38 ex-lab chimpanzees, under the protection of Gut Aiderbichl since 2009, are now able to enjoy their freedom for the first time — after decades of captivity, when they were often kept in isolation. A ‘practice run’ could not have been more moving. First, 10 ex-lab chimpanzees were able to feel the sun, wind and fresh air. They were in an enclosure covering an area of 2,000 square metres. For three young chimps, born in the research lab, this was the first time they had ever come into contact with freedom. The other chimpanzees were transported to the lab when they were babies. Only three centres for traumatized chimpanzees exist worldwide. One of them is located about 40 kilometres outside Vienna, in Gänserndorf: Gut Aiderbichl’s Sanctuary for Traumatized Chimpanzees and Other Primates.

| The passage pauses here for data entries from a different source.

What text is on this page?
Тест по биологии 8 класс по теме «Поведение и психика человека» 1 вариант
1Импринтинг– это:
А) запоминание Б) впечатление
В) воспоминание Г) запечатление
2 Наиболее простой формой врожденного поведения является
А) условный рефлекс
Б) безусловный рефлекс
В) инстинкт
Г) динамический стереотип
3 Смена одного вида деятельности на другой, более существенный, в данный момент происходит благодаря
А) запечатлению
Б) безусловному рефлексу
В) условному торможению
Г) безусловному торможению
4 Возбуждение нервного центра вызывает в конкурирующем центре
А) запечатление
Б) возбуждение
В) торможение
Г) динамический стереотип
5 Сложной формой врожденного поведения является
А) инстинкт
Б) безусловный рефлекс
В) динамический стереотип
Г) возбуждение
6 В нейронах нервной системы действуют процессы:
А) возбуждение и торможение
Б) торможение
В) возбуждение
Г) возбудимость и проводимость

Tiny baby monkeys and chimps from Africa were captured and transported to the research labs during the 1970s and 1980s. Their mothers were all shot. They defended their babies to the bitter end. Then, years of captivity followed — in isolation.
In 1997 the chimpanzees were finally set free as part of a corporate takeover by the pharmaceuticals group, Baxter. Baxter conducts no research with chimpanzees. The company constructed a monkey house for them in a safari park, where they were resettled in 2002. In 2004, the chimpanzees needed help — the safari park went bankrupt. The chimps did not become Aiderbichler until 2009. Europe’s largest sanctuary for rescued animals, Gut Aiderbichl, has now constructed 11 open-air enclosures at a cost of three million euros. The enclosures were being officially opened in September 2011. Visitors can only see the chimpanzees in small groups, and must enquire and register their visit in advance.